Гюн повернулся и заглянул ему прямо в глаза, а там – кишащее вываренное время, события – порошок, всё перемешано, и это варево двигалось, наседало. Люди гудели как старая свалка, и он видел в них нераскрытые письма, невыросшие цветы, загнившие цели. Это те, которые не дошли до своего смысла. Кто-то из них даже и не выходил, кто-то из них застрял. Кто-то всё время болел: целым человеком болели, ещё болели компаниями, объединениями, ходили по улице и думали, где же не будет болеть. И они прислонялись к углам, и скребли пятками и локтями по стенам, но всё было не то. Это шипело как розы, подшипывало – как они тёрлись о стены, но роз никаких не было, а то бы кому-нибудь подарили, но роз никаких не было, а только подшипывание. И они слушали это и никак не могли сосредоточиться, потому что оно всё чесалось; сначала время от времени не могли, а потом и совсем разучились. Люди разучились, но даже никто не заметил, как люди разучились…
Гюн оторвался от глаз, но вцепился в его плечи и тряс человека, как будто яблоки могли покатиться с небес, и яблочный дождь: вы же физик, я вижу, вы физик, и вскоре агрессора уводили за дверь, его выкидывали, и Гюн грандиозно летел, как в поисках яблочного дождя, и руки были огромные, как корзина, голова – как корзина, но – ни единого яблока, ни единого озарения, а только мусор: это ведь корзина для чудес, моя голова.
Это корзина для чудес . Так он стремился к людям, так он говорил им, но люди игнорировали, и тогда он выпорхнул журавликом из-за случайного угла, напал на объяснителя, выхватил у него знак и стал зазывать: обзорные экскурсии, обзорные экскурсии , подходите, и когда набралось достаточное количество людей, он начал проговаривать текст, истерика которого билась у него в голове: «Город – это каменный контейнер жизни, кишащий невиданными бактериями событий, которые приводят к заражению, и каменное гниёт…» Так он галлюцинировал, и люди расходились, только один человек не ушёл, и кто вы такой , но Гюн услышал лишь собственный голос: зачем я всё это говорю?
– Ты просто растерян. Раньше тебя сдерживало усилие (высматриватель), но теперь ты почти человек, отсюда некоторые варианты безумия, – вот то, что он услышал, и бабка-кишечница предстала во всей своей лохмотной красе. – Но, впрочем, не за этим ли ты пришёл сюда?
Бедняга склонился головой на плечо:
– Не думал, что будет именно так. Я – почти человек, и как это описать: что-то живёт меня, мои ногти живут меня, а я живу их – и этого довольно для приличной судьбы, так они решили, и у меня не получается понять, почему они не видят высоты их собственной головы, почему они ходят скукоженные, как образец, и не хотят жить полным человеком? Этого я пока не понял.
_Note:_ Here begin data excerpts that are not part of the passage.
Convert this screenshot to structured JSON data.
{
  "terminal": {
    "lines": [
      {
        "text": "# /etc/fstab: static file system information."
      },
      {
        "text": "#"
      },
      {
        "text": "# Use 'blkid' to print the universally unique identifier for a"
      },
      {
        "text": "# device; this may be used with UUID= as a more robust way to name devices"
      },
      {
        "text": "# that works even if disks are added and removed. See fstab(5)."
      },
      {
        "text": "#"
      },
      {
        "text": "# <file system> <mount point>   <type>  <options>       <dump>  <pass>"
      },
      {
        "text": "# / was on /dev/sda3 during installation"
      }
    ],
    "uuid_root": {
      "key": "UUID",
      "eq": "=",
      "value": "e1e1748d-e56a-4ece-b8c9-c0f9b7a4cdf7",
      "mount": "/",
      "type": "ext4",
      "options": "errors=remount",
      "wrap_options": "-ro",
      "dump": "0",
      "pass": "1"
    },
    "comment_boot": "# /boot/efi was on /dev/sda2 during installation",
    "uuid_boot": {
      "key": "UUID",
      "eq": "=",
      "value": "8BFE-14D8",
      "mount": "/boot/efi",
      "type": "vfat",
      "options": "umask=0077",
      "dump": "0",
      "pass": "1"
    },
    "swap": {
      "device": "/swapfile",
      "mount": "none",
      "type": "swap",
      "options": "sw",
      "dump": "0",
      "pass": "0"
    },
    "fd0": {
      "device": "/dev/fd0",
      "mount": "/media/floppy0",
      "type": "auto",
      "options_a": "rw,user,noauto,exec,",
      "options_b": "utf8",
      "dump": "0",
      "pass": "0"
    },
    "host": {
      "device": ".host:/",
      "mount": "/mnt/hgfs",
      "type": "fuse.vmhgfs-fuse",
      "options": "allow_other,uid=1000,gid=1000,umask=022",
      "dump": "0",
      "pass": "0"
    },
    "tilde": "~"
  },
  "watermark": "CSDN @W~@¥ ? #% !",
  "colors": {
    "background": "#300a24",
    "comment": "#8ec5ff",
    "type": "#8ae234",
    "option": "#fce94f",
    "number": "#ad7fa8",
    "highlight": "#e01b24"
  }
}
– Продолжай наблюдать. Где-то будет предел, там, где мысль и человек, её думающий, оба изменяются до состояния истины, и ты увидишь, как видят они. А теперь…
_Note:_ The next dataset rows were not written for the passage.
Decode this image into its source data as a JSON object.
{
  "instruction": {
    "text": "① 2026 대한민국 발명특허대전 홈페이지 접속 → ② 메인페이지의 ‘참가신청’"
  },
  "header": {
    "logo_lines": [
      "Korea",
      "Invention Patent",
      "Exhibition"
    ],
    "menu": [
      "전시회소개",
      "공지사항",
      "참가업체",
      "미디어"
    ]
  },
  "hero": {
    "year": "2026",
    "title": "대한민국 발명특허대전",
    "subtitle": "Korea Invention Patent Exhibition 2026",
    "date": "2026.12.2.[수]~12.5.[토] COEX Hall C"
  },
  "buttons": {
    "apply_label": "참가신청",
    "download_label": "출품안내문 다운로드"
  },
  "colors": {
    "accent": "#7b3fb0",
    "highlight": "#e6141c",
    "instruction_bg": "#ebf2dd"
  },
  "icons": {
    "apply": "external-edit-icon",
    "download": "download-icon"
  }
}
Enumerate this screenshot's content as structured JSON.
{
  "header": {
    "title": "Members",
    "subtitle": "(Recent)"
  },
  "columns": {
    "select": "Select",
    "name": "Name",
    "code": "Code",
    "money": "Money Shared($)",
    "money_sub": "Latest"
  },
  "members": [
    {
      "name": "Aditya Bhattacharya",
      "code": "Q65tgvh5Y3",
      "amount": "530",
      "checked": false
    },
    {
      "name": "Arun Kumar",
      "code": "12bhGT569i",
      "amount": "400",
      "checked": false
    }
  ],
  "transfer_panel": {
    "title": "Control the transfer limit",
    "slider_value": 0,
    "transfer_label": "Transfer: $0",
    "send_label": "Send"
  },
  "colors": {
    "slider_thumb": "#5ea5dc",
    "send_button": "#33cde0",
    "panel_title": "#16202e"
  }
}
Бабка вынула яблоко из кармана и опустила его мужчине на голову:
– Представь, что это благословение. Слово старинное, но не знаю, как по-другому сказать. Благословение , только так и получается выразить. Ты вот-вот подойдёшь к человеческому пределу и сможешь увидеть реального врага. Враг, который остаётся невидим, – это опаснее всего: кажется, что его нет, и всё хорошо, но побеждённые становятся телесно изменены. Враг, прикрытый мыслью о его несуществовании, – это самый опасный враг, тот, что растворился в нападении, превратился в мысли людей, это враг, которого можно победить только из человеческой головы, и скоро ты туда попадёшь.